The Weeping King (Luke 19:28-44)

Leaders try hard not to cry in public. Instead, they seek to project a measure of strength and courage in difficult situations. They usually want to send a message that everything is under control. Crying just unnerves the people who have to watch it. Therefore, politicians and public figures try to stuff their tears and stifle their emotions. If, for some reason, they do ever cry in public, they strive to “leak a little,” not gush. 

As Jesus rode into Jerusalem on that first Palm Sunday, he cried openly in front of the masses. Luke 19:41 says he wept over the city, and the word for “wept” in the original means to sob or to wail. It was a great lament, not a little sniffle. But why was Jesus so upset? His answer was both bold and blunt: “because you did not recognize the time of God’s coming to you” (Luke 19:44). God came to his people in the person of Christ, but they did not recognize him and submit to his authority. Rather, they tried to leverage that authority for their own ends.

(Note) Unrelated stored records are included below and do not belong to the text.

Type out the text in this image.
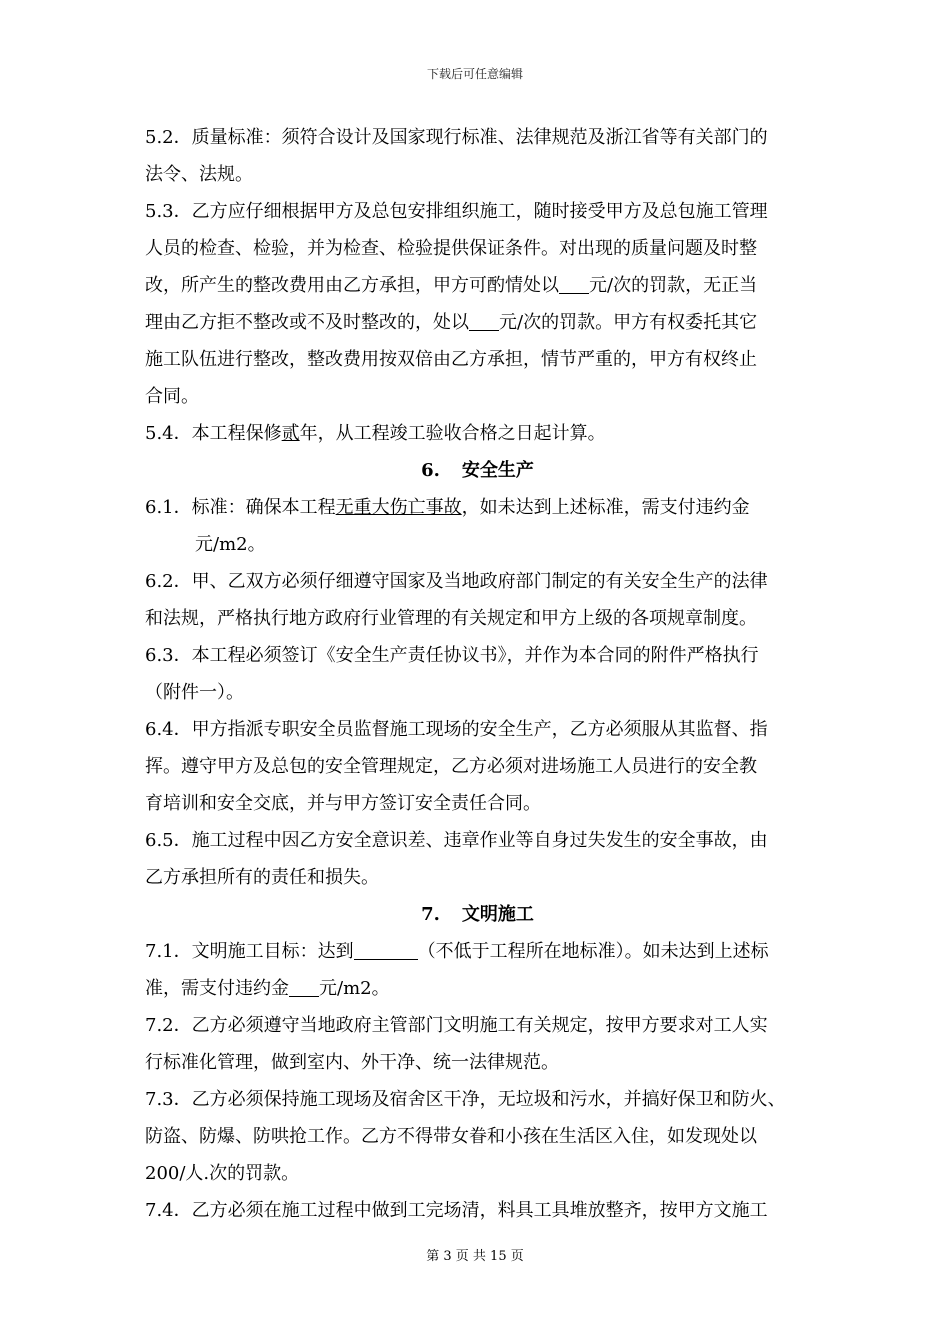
下载后可任意编辑
5.2．质量标准：须符合设计及国家现行标准、法律规范及浙江省等有关部门的
法令、法规。
5.3．乙方应仔细根据甲方及总包安排组织施工，随时接受甲方及总包施工管理
人员的检查、检验，并为检查、检验提供保证条件。对出现的质量问题及时整
改，所产生的整改费用由乙方承担，甲方可酌情处以 元/次的罚款，无正当
理由乙方拒不整改或不及时整改的，处以 元/次的罚款。甲方有权委托其它
施工队伍进行整改，整改费用按双倍由乙方承担，情节严重的，甲方有权终止
合同。
5.4．本工程保修贰年，从工程竣工验收合格之日起计算。
6. 安全生产
6.1．标准：确保本工程无重大伤亡事故，如未达到上述标准，需支付违约金
元/m2。
6.2．甲、乙双方必须仔细遵守国家及当地政府部门制定的有关安全生产的法律
和法规，严格执行地方政府行业管理的有关规定和甲方上级的各项规章制度。
6.3．本工程必须签订《安全生产责任协议书》，并作为本合同的附件严格执行
（附件一）。
6.4．甲方指派专职安全员监督施工现场的安全生产，乙方必须服从其监督、指
挥。遵守甲方及总包的安全管理规定，乙方必须对进场施工人员进行的安全教
育培训和安全交底，并与甲方签订安全责任合同。
6.5．施工过程中因乙方安全意识差、违章作业等自身过失发生的安全事故，由
乙方承担所有的责任和损失。
7. 文明施工
7.1．文明施工目标：达到	（不低于工程所在地标准）。如未达到上述标
准，需支付违约金 元/m2。
7.2．乙方必须遵守当地政府主管部门文明施工有关规定，按甲方要求对工人实
行标准化管理，做到室内、外干净、统一法律规范。
7.3．乙方必须保持施工现场及宿舍区干净，无垃圾和污水，并搞好保卫和防火、
防盗、防爆、防哄抢工作。乙方不得带女眷和小孩在生活区入住，如发现处以
200/人.次的罚款。
7.4．乙方必须在施工过程中做到工完场清，料具工具堆放整齐，按甲方文施工
第 3 页 共 15 页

Luke’s account of Jesus’s triumphal entry into Jerusalem is a spiritually challenging passage—one that ultimately reminds us that to receive Jesus is to receive God, and to reject Jesus is to reject God. Knowing that some people would reject him at great cost to their own eternal well-being, Jesus wept for their souls. Indeed, his tears were an ominous sign that the week ahead would be a long and difficult one for him.